The Association of National Advertisers and Forrester Research have released a study of television advertising trends, and the results look good for online video (not to mention a reporter who rang the death bell for the 30-second spot).
Of all the new formats the industry is eyeing, 65 percent of advertisers surveyed were looking to try ads in online shows, compared with ads embedded in VOD (55 percent), interactive television ads (43 percent) and ads within the set-top box menu (32 percent). And 87 percent of the same group said they intend to spend more on web advertising in 2008, which can only be good news for new media.
For producers looking for sponsors, 87 percent of advertisers believe branded entertainment — from sponsor shout-outs to product placement — will play a stronger role. That appears to already be taking place. Johnson & Johnson is running a wholly sponsored, straight-to-web series of advertorials, which Chris Albrecht profiled last week, and today Kraft announced a partnership with ad agency Ogilvy & Mather to produce webisodes tied to the Tassimo coffee maker.

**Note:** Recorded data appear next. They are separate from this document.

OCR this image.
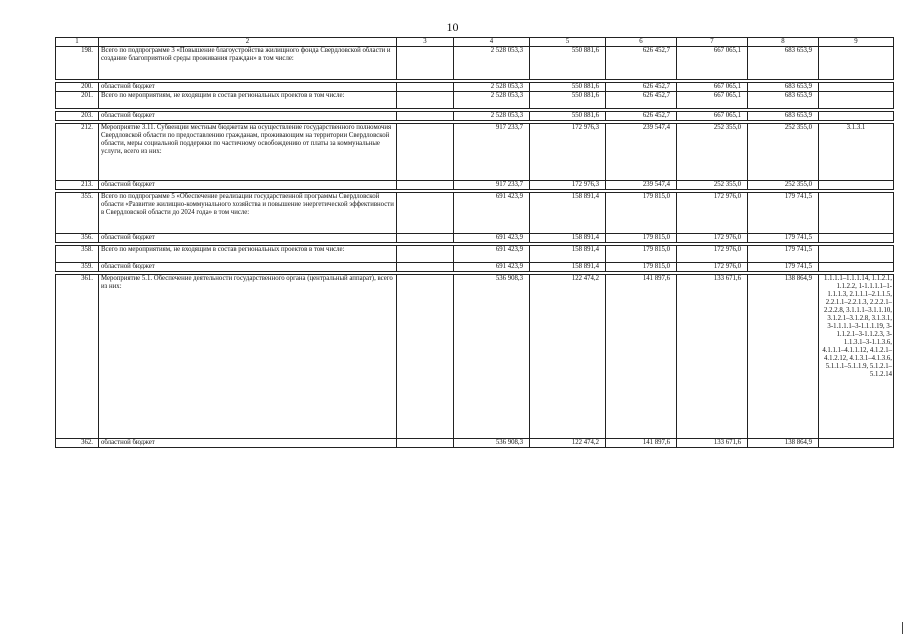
10
1	2	3	4	5	6	7	8	9
198.	Всего по подпрограмме 3 «Повышение благоустройства жилищного фонда Свердловской области и создание благоприятной среды проживания граждан» в том числе:		2 528 053,3	550 881,6	626 452,7	667 065,1	683 653,9	

200.	областной бюджет		2 528 053,3	550 881,6	626 452,7	667 065,1	683 653,9	
201.	Всего по мероприятиям, не входящим в состав региональных проектов в том числе:		2 528 053,3	550 881,6	626 452,7	667 065,1	683 653,9	

203.	областной бюджет		2 528 053,3	550 881,6	626 452,7	667 065,1	683 653,9	

212.	Мероприятие 3.11. Субвенции местным бюджетам на осуществление государственного полномочия Свердловской области по предоставлению гражданам, проживающим на территории Свердловской области, меры социальной поддержки по частичному освобождению от платы за коммунальные услуги, всего из них:		917 233,7	172 976,3	239 547,4	252 355,0	252 355,0	3.1.3.1
213.	областной бюджет		917 233,7	172 976,3	239 547,4	252 355,0	252 355,0	

355.	Всего по подпрограмме 5 «Обеспечение реализации государственной программы Свердловской области «Развитие жилищно-коммунального хозяйства и повышение энергетической эффективности в Свердловской области до 2024 года» в том числе:		691 423,9	158 891,4	179 815,0	172 976,0	179 741,5	
356.	областной бюджет		691 423,9	158 891,4	179 815,0	172 976,0	179 741,5	

358.	Всего по мероприятиям, не входящим в состав региональных проектов в том числе:		691 423,9	158 891,4	179 815,0	172 976,0	179 741,5	
359.	областной бюджет		691 423,9	158 891,4	179 815,0	172 976,0	179 741,5	

361.	Мероприятие 5.1. Обеспечение деятельности государственного органа (центральный аппарат), всего из них:		536 908,3	122 474,2	141 897,6	133 671,6	138 864,9	1.1.1.1–1.1.1.14, 1.1.2.1, 1.1.2.2, 1-1.1.1.1–1-1.1.1.3, 2.1.1.1–2.1.1.5, 2.2.1.1–2.2.1.3, 2.2.2.1–2.2.2.8, 3.1.1.1–3.1.1.10, 3.1.2.1–3.1.2.8, 3.1.3.1, 3-1.1.1.1–3-1.1.1.19, 3-1.1.2.1–3-1.1.2.3, 3-1.1.3.1–3-1.1.3.6, 4.1.1.1–4.1.1.12, 4.1.2.1–4.1.2.12, 4.1.3.1–4.1.3.6, 5.1.1.1–5.1.1.9, 5.1.2.1–5.1.2.14
362.	областной бюджет		536 908,3	122 474,2	141 897,6	133 671,6	138 864,9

But the stat that really jumped out at me claims that over half of the marketers polled said that they’d cut television advertising budgets by 12 percent once DVR penetration had reached half of American homes. Where’s that money going to go? The answer will presumably be at the 2008 ANA TV & Everything Video Forum, where the full results of the report will be released. Yahoo will be doing their part to bring that ad money online by sponsoring the opening day’s continental breakfast.